Animal-lover Wendy Crowther has turned matchmaker – for a rare Mandarin duck.
Wendy, 61, was touched by the plight of the handsome – but lonely – male living on the lake at Dewsbury’s Crow Nest Park.
Wendy, a member of the Friends of Crow Nest Park, wanted to mark the refurbishment of the park lake in some way – and decided to splash out on a mate for Dewsbury’s newest resident.
Mandarin ducks, which originate from the Far East, mate for life and are symbols of love and faithfulness but the Dewsbury drake was missing female company.

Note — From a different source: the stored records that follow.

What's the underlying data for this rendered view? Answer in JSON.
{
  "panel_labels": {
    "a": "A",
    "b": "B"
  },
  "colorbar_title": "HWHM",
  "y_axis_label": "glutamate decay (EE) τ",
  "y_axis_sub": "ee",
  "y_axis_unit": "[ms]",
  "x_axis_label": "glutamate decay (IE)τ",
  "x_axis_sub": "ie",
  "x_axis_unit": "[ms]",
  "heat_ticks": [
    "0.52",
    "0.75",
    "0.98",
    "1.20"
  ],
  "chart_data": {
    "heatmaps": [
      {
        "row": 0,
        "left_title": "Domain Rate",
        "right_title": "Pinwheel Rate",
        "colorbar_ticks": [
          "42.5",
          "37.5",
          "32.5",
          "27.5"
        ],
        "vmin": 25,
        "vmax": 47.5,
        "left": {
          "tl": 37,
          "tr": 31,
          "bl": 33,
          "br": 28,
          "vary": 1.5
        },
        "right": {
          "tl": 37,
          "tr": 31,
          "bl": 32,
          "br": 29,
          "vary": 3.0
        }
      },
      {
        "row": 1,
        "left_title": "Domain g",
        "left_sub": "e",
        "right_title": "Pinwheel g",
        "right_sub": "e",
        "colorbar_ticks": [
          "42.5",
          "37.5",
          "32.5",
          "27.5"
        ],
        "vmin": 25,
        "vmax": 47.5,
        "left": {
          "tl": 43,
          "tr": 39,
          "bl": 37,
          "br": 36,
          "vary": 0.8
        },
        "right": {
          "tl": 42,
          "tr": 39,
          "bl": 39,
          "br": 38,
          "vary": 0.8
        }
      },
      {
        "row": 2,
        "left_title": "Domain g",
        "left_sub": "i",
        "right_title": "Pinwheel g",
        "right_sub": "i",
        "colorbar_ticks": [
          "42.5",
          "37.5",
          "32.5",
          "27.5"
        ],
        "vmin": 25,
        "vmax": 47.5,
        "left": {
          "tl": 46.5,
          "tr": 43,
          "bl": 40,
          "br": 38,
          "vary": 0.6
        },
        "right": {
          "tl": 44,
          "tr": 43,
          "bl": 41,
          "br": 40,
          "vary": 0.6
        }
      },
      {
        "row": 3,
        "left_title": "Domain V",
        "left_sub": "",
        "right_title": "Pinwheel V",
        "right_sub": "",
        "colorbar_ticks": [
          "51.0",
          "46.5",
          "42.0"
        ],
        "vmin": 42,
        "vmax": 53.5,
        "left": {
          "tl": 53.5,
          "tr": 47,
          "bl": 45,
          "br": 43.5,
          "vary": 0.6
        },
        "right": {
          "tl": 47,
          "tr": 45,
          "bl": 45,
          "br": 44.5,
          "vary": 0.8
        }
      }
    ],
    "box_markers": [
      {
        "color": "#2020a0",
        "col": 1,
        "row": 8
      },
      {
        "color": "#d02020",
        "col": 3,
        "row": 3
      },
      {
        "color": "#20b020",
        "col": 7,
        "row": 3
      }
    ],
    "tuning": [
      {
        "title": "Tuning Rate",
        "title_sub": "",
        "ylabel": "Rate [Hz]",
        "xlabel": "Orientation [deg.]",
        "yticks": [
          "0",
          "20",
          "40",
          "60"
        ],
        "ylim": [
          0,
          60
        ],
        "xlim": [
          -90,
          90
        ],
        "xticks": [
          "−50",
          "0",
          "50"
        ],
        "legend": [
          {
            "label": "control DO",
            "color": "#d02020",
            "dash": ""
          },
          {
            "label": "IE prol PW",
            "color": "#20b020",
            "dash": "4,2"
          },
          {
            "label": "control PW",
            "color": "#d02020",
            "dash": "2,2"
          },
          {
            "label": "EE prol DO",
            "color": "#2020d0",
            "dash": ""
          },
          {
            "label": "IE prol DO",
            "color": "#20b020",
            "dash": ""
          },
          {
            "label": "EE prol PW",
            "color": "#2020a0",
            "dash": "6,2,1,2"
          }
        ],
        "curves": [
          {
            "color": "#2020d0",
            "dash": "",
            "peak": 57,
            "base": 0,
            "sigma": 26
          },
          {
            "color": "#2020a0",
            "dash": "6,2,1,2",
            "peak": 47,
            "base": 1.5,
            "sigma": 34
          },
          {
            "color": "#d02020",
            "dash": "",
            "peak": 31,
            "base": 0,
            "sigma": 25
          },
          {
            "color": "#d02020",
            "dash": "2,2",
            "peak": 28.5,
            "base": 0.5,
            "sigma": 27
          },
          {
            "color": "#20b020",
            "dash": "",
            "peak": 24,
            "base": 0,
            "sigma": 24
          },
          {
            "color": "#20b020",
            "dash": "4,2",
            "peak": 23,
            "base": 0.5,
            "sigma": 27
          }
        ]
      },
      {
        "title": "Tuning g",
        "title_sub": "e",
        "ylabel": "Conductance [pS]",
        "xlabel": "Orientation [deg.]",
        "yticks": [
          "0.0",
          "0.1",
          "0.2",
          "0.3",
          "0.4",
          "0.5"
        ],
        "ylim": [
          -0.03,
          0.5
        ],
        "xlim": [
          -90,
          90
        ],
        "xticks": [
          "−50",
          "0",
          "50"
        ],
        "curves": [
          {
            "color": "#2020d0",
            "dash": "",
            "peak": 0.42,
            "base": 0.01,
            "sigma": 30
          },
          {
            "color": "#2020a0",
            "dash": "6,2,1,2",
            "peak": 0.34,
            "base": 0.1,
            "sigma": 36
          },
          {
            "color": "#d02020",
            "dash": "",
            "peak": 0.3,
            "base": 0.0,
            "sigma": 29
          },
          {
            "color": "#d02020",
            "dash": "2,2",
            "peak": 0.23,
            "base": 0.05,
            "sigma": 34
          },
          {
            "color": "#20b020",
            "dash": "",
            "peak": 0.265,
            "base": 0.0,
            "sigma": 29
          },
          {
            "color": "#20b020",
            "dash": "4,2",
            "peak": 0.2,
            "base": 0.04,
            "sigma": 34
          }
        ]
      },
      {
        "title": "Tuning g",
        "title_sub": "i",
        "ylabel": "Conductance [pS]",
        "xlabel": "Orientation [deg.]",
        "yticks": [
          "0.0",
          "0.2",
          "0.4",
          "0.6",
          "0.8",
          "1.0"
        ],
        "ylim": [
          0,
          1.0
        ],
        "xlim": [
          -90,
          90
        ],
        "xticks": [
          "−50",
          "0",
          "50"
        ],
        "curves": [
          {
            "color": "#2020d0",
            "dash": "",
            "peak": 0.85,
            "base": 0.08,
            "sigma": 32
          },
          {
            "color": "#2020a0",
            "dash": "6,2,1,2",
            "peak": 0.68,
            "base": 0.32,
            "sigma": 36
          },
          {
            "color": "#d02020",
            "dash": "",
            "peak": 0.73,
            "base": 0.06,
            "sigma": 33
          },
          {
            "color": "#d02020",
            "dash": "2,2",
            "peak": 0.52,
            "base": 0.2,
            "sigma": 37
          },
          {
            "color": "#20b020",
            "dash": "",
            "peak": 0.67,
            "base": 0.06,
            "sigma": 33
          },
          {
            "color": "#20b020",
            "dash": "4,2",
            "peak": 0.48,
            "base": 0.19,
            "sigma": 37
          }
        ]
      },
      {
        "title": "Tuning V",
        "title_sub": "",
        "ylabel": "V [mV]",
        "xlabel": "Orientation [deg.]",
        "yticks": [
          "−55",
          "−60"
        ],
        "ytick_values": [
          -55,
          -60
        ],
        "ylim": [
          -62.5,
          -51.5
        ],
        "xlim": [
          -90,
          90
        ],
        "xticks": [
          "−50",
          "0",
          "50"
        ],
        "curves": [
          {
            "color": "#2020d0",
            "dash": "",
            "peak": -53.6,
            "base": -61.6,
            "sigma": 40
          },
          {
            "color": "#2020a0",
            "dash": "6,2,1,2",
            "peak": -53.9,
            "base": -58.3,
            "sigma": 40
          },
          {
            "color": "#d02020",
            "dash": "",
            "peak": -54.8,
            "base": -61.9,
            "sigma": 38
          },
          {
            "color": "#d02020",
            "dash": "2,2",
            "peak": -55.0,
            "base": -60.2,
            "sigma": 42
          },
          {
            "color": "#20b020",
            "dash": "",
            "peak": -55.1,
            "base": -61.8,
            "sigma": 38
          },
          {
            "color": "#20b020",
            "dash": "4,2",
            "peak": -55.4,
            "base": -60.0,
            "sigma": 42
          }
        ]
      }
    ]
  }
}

Click below to see Mandarin ducks spotted across Kirklees
However, no sooner had Wendy released the plain brown female – hardly the fairer sex – than she discovered there were now THREE males on the park lake.
Astonished Wendy said: “I didn’t realise there were three males now but whatever happens romance is in the air. May the best man win!”
Apparently, the female chooses her mate and plain Jane – not her real name – will be spoiled for choice.
Wendy, who helped rescue Wilton the goose who had part of his beak ripped off in Wilton Park, Batley, last year, told how she tracked down the female Mandarin to a breeder in Thorngumbold at the other side of Hull, some 70 miles away.
She collected the duck and brought her to Dewsbury in a cardboard box.
“She’s a beautiful little thing but quite plain,” said Wendy, who lives in Heckmondwike. “It was a lovely day, the sun was shining and the swallows were swooping and all that was missing was an orchestra to play some romantic music.
“The other half was sunbathing on the island. We took her out of the box, let her go and she swam the length of the lake towards him.
“He stood, fluffed himself up and preened his feathers – then sat down and went back to sleep! Who said romance is dead?”
Plain Jane is likely to be sticking around for a while even if she doesn’t hit it off with her suitors.
“She’s had her wings clipped,” said Wendy. “She can still fly but not long distances. Hopefully they will fall in love and we will hear the pitter patter of tiny feet.”
A Mandarin duck symbol is used in Chinese weddings to symbolize wedded bliss and fidelity.
Because the male and female plumages are so different they are referred to in Cantonese as yuan-yang meaning “odd couple.”
For Koreans, Mandarin ducks represent peace, fidelity and plentiful offspring. Pairs of Mandarin ducks are given as wedding gifts.
Wendy hopes Examiner readers will suggest names for ‘Plain Jane’.